Autorizzata la presentazione della querela, con ordinanza depositata in data 21.12.23 la CP_1
veniva onerata del deposito dell'originale del documento oggetto del giudizio incidentale,
quindi veniva disposta ctu grafologica.
Le operazioni peritali venivano intraprese in data 29.4.24; con relazione depositata in data
10.10.24 il tecnico officiato dell'incarico, dopo aver dato atto della pluralità dei solleciti rivolti alla convenuta affinchè desse corso all'esecuzione provvedimento ex art. 210 c.p.c., precisava la propria impossibilità di procedere in tal senso, avendo la Banca dichiarato di non essere in grado di rinvenire, nonostante le reiterate ricerche, l'originale del documento in verifica;
la causa, pertanto, veniva rinviata per la rimessione in decisione.
All'udienza del 4.12.24 i procuratori delle parti curavano detto incombente, rinunciando alla concessione dei termini di cui all' art. 189 c.p.c., sicchè il giudizio veniva immediatamente trattenuto a sentenza.
Nel presente procedimento parte querelante ha chiesto dichiararsi la non riferibilità alla propria persona della sottoscrizione apposta sul documento denominato depositato in atti: CP_2
non può revocarsi in dubbio l'ammissibilità dell'azione ex art. 221 c.p.c., atteso che tale documento non è stato disconosciuto tempestivamente dal nel corso del Pt_1
procedimento di merito;
sul punto, preme osservare come la corte nomofilattica abbia evidenziato che “In tema di disconoscimento di conformità della copia prodotta in giudizio, il "diniego di
originale" non attiene alla contestazione del contenuto, ma dell'esistenza stessa del documento, con la finalità di
espungerlo dall'ordinamento in quanto artificiosamente creato, e richiede la querela di falso, proponibile anche avverso la copia prodotta in giudizio, per rimuovere la sua efficacia probatoria di scrittura privata, mentre il
disconoscimento di conformità, che attiene al contenuto del documento prodotto in copia e non alla sua
provenienza o paternità, presupponendo l'esistenza di un originale, consente l'utilizzazione della scrittura e, in
particolare, l'accertamento della conformità all'originale della copia prodotta anche attraverso altri mezzi di
prova, comprese le presunzioni” ( cfr.

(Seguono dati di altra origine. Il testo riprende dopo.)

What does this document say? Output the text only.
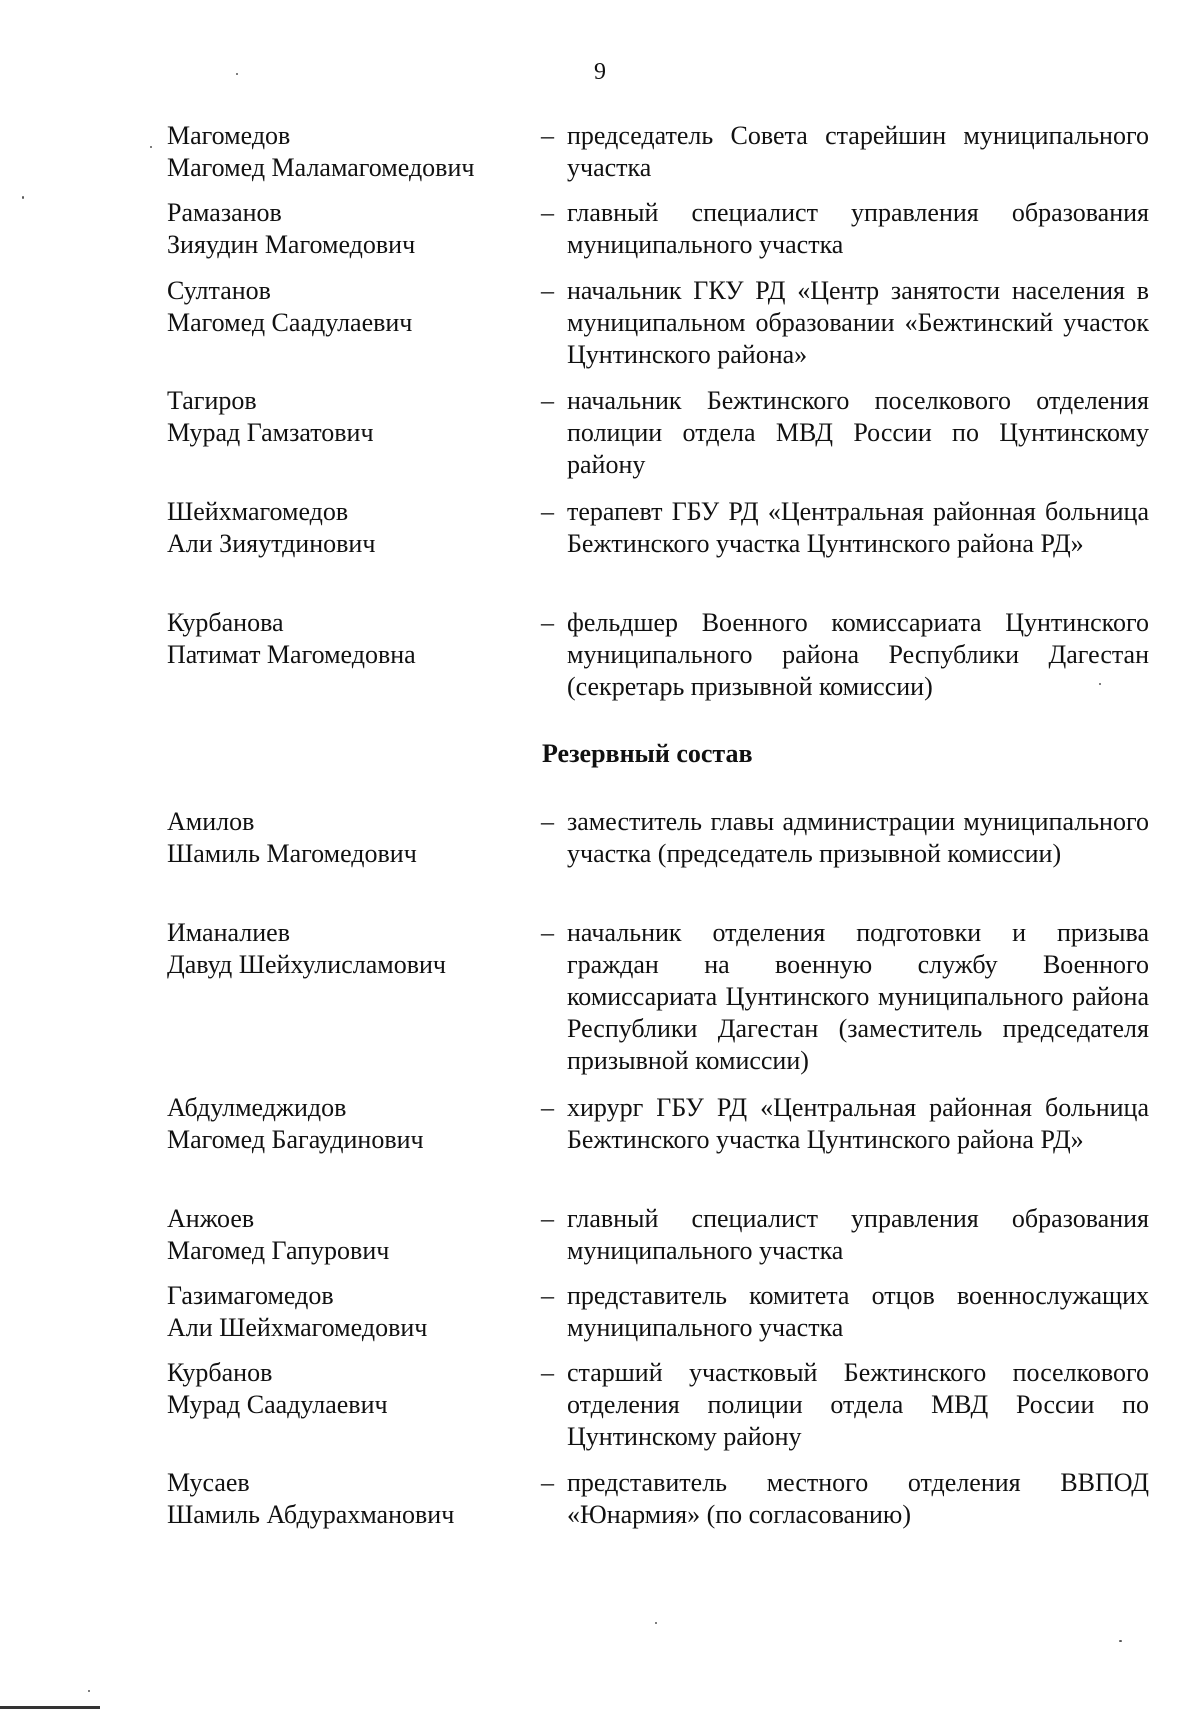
9
Магомедов
Магомед Маламагомедович
– председатель Совета старейшин муниципального участка
Рамазанов
Зияудин Магомедович
– главный специалист управления образования муниципального участка
Султанов
Магомед Саадулаевич
– начальник ГКУ РД «Центр занятости населения в муниципальном образовании «Бежтинский участок Цунтинского района»
Тагиров
Мурад Гамзатович
– начальник Бежтинского поселкового отделения полиции отдела МВД России по Цунтинскому району
Шейхмагомедов
Али Зияутдинович
– терапевт ГБУ РД «Центральная районная больница Бежтинского участка Цунтинского района РД»
Курбанова
Патимат Магомедовна
– фельдшер Военного комиссариата Цунтинского муниципального района Республики Дагестан (секретарь призывной комиссии)
Резервный состав
Амилов
Шамиль Магомедович
– заместитель главы администрации муниципального участка (председатель призывной комиссии)
Иманалиев
Давуд Шейхулисламович
– начальник отделения подготовки и призыва граждан на военную службу Военного комиссариата Цунтинского муниципального района Республики Дагестан (заместитель председателя призывной комиссии)
Абдулмеджидов
Магомед Багаудинович
– хирург ГБУ РД «Центральная районная больница Бежтинского участка Цунтинского района РД»
Анжоев
Магомед Гапурович
– главный специалист управления образования муниципального участка
Газимагомедов
Али Шейхмагомедович
– представитель комитета отцов военнослужащих муниципального участка
Курбанов
Мурад Саадулаевич
– старший участковый Бежтинского поселкового отделения полиции отдела МВД России по Цунтинскому району
Мусаев
Шамиль Абдурахманович
– представитель местного отделения ВВПОД «Юнармия» (по согласованию)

Cass. civ. sent. n. 24029/24) ; ancora, la rilevanza dell'iniziativa processuale si evince dalla circostanza che in tal sede sia stata stigmatizzata l'inottemperanza dell'istituto convenuto agli obblighi informativi in materia di collocamento di strumenti finanziari e che il documento oggetto del contendere contenesse proprio informazioni inerenti ai prefati profili.

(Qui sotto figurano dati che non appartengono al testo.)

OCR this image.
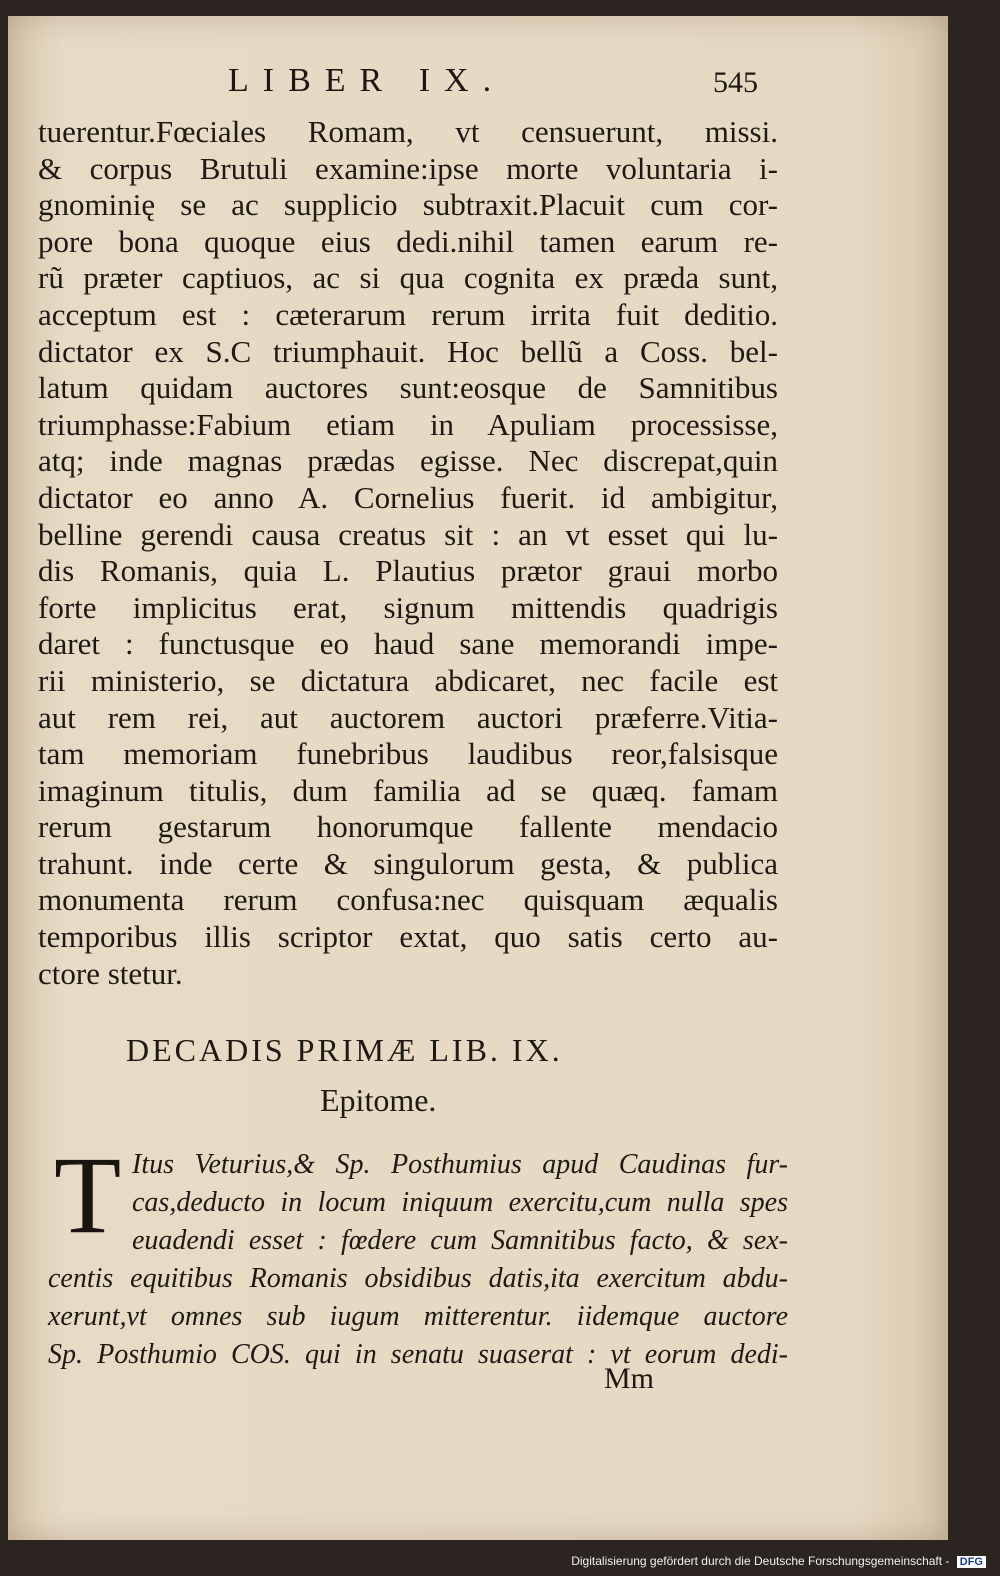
LIBER IX.	545
tuerentur.Fœciales Romam, vt censuerunt, missi.
& corpus Brutuli examine:ipse morte voluntaria i-
gnominię se ac supplicio subtraxit.Placuit cum cor-
pore bona quoque eius dedi.nihil tamen earum re-
rũ præter captiuos, ac si qua cognita ex præda sunt,
acceptum est : cæterarum rerum irrita fuit deditio.
dictator ex S.C triumphauit. Hoc bellũ a Coss. bel-
latum quidam auctores sunt:eosque de Samnitibus
triumphasse:Fabium etiam in Apuliam processisse,
atq; inde magnas prædas egisse. Nec discrepat,quin
dictator eo anno A. Cornelius fuerit. id ambigitur,
belline gerendi causa creatus sit : an vt esset qui lu-
dis Romanis, quia L. Plautius prætor graui morbo
forte implicitus erat, signum mittendis quadrigis
daret : functusque eo haud sane memorandi impe-
rii ministerio, se dictatura abdicaret, nec facile est
aut rem rei, aut auctorem auctori præferre.Vitia-
tam memoriam funebribus laudibus reor,falsisque
imaginum titulis, dum familia ad se quæq. famam
rerum gestarum honorumque fallente mendacio
trahunt. inde certe & singulorum gesta, & publica
monumenta rerum confusa:nec quisquam æqualis
temporibus illis scriptor extat, quo satis certo au-
ctore stetur.
DECADIS PRIMÆ LIB. IX.
Epitome.
T Itus Veturius,& Sp. Posthumius apud Caudinas fur-
cas,deducto in locum iniquum exercitu,cum nulla spes
euadendi esset : fœdere cum Samnitibus facto, & sex-
centis equitibus Romanis obsidibus datis,ita exercitum abdu-
xerunt,vt omnes sub iugum mitterentur. iidemque auctore
Sp. Posthumio COS. qui in senatu suaserat : vt eorum dedi-
Mm
Digitalisierung gefördert durch die Deutsche Forschungsgemeinschaft - DFG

Occorre, tuttavia, rilevare come la querela debba trovare rigetto: ed invero, in ossequio all'opzione ermeneutica sposata dalla giurisprudenza di legittimità, solo l'indagine tecnica effettuata sull'originale della scritture privata risulta concludente, dal punto di vista probatorio,
rispetto all'autenticità della stessa mentre “ nel caso in cui la produzione dell'originale della scrittura
non sia possibile per cause non imputabili alla parte che intenda avvalersene, potrà essere fornita con altri mezzi
la prova che la sottoscrizione sia stata effettivamente apposta dal suo apparente autore;
a tal fine, può anche
essere disposta una eventuale consulenza tecnica sulla copia fotostatica del documento disponibile, purché il suo
oggetto sia limitato alle sole indagini scientificamente compatibili con l'esame di siffatta copia fotostatica, e le
relative risultanze, con riguardo a tale limitato oggetto, pur non potendo di per sé sole fornire la piena prova
richiesta ai fini dell'esito positivo del procedimento di verificazione, potranno essere eventualmente oggetto di
valutazione da parte del giudice, anche quali elementi indiziari, ma unitamente agli altri elementi istruttori
disponibili ( cfr. Cass. civ. sent. n. 2777/25).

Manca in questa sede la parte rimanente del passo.